Went with the 250ml Scholl S-17+ in the end because Clean your Car where I ordered most of my stuff had run out of the S20 Black!

Shame but as you say it has saved me a bit I can buy other products with if it doesn't give me the result I want. Plus I can polish my mums and sisters cars too with the S17 (which are not black)


----------



## sean ryan (May 10, 2015)

zx96 said:


> Change of plan!
> 
> Went with the 250ml Scholl S-17+ in the end because Clean your Car where I ordered most of my stuff had run out of the S20 Black!
> 
> Shame but as you say it has saved me a bit I can buy other products with if it doesn't give me the result I want. Plus I can polish my mums and sisters cars too with the S17 (which are not black)

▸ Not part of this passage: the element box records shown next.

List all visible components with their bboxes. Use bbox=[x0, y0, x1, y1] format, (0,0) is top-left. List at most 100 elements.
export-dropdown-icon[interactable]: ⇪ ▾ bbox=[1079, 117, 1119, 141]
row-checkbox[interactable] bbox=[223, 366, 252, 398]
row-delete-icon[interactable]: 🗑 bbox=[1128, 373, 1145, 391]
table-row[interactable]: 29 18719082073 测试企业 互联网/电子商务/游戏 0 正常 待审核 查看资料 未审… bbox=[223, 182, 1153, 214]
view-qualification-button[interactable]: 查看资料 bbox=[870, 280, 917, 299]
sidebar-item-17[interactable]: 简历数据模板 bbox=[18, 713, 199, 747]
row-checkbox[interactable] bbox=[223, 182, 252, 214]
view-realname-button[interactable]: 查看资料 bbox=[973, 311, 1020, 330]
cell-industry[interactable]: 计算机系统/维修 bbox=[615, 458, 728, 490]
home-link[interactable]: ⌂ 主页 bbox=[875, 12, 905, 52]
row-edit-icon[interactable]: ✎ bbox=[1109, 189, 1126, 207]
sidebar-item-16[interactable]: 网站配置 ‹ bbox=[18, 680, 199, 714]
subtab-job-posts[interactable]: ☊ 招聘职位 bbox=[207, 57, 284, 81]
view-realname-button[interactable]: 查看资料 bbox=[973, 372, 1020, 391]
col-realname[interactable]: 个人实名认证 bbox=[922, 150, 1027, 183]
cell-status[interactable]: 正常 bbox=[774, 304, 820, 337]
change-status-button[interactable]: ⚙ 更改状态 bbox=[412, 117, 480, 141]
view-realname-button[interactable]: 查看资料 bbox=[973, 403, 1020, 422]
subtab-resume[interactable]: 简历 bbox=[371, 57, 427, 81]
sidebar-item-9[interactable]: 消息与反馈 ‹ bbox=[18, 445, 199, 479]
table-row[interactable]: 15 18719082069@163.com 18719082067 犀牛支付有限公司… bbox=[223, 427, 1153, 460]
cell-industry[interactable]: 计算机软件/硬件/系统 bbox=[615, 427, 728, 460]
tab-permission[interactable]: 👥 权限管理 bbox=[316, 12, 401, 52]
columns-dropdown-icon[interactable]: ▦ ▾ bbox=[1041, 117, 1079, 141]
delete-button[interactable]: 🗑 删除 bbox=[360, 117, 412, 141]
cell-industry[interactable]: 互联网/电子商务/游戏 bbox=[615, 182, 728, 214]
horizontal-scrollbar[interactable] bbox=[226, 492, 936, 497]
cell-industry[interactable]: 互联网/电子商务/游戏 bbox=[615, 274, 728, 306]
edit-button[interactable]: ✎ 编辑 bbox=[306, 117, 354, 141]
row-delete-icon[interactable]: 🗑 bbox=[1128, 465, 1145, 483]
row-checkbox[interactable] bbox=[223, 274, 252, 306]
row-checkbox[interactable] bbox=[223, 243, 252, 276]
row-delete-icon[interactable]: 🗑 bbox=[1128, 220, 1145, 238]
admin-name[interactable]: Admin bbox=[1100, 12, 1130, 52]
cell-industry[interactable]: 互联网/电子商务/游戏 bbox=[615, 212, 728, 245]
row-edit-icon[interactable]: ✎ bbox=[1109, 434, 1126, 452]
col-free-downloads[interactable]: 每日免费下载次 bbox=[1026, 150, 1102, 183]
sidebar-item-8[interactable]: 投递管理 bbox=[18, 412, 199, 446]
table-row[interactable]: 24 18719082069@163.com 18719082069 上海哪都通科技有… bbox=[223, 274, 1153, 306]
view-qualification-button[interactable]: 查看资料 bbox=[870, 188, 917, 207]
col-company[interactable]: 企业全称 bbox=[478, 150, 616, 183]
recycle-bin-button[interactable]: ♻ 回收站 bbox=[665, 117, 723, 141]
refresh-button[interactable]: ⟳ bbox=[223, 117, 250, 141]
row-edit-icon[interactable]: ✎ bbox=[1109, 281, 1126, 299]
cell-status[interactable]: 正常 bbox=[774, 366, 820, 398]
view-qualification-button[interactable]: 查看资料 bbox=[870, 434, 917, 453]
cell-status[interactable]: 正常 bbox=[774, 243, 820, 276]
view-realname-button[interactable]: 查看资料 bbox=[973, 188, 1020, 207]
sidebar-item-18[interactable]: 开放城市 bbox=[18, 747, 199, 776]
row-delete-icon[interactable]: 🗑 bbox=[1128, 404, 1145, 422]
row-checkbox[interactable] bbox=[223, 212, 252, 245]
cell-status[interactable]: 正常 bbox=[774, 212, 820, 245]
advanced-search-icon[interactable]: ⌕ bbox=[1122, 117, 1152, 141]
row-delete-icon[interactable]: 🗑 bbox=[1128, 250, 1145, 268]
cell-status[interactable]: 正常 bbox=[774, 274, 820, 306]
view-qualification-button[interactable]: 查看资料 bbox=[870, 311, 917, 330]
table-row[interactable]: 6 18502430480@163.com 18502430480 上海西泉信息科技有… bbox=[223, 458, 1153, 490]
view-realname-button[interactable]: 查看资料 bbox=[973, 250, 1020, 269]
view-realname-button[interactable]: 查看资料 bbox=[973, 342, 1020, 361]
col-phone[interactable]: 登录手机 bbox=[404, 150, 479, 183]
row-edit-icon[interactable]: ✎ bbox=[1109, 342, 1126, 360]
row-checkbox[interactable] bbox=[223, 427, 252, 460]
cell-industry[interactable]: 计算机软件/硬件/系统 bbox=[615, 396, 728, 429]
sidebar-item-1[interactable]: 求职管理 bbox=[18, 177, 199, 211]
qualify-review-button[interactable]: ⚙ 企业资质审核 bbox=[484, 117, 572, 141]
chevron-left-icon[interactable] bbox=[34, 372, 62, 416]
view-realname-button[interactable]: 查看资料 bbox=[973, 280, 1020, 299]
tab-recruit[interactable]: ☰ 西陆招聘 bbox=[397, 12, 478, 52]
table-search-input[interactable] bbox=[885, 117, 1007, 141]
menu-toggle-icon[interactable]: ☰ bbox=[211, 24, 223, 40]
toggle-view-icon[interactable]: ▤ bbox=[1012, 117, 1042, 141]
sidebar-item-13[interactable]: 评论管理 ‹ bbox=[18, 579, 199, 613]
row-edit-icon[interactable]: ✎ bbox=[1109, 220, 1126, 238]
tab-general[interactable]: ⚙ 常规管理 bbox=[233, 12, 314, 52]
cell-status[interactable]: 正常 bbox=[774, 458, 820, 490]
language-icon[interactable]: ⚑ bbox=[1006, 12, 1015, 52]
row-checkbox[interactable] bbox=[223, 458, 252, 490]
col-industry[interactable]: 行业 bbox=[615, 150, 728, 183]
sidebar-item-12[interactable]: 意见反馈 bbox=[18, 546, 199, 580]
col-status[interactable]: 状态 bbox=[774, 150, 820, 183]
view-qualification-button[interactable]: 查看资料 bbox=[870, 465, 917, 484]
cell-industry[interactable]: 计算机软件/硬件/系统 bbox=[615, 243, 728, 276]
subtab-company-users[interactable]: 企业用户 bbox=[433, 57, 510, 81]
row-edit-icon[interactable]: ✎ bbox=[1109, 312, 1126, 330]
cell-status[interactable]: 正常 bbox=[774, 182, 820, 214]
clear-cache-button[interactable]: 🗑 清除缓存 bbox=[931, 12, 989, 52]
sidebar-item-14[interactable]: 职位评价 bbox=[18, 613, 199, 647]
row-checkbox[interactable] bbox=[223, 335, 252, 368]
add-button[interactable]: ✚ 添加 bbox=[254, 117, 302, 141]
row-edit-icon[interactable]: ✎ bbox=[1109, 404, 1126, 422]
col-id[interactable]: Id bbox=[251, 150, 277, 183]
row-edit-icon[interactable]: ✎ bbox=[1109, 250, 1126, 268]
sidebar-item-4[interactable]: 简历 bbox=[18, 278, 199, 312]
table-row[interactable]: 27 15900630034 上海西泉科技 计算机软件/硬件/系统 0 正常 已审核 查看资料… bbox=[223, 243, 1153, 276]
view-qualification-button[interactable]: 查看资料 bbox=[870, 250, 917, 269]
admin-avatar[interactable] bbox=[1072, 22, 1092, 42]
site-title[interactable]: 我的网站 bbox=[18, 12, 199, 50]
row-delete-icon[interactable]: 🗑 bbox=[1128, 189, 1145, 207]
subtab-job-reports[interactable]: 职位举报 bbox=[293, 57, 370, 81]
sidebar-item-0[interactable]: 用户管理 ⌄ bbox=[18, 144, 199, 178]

Elite car care sell it :thumb:


----------



## Bigoggy (Sep 1, 2014)

Trust me you will like the s17


----------



## Radish293 (Mar 16, 2012)

I bought 250g of both s17 and s40. Pleased with the result achieved with both. I now need to replace both. I was thinking of S20 black with a combination of pad as 1Kg is only £6 more than replacing the others. Anyone with any ideas if this is a good idea.

Thanks


----------



## white91 (Feb 11, 2011)

Very interested in your findings, I have bought s17 but now think s20 would have been the better option?


----------



## Radish293 (Mar 16, 2012)

I went for th S20 a blue and orange spider pad 
Used it for the first time and found it a little difficult to get too grips with. I found the blue pad and working it a little longer was the best. It truly is a One step system better than S17 and S40 combo. 
Overall really pleased. Topped it off with a quick buff with AG SPR and EGP now gleaming


----------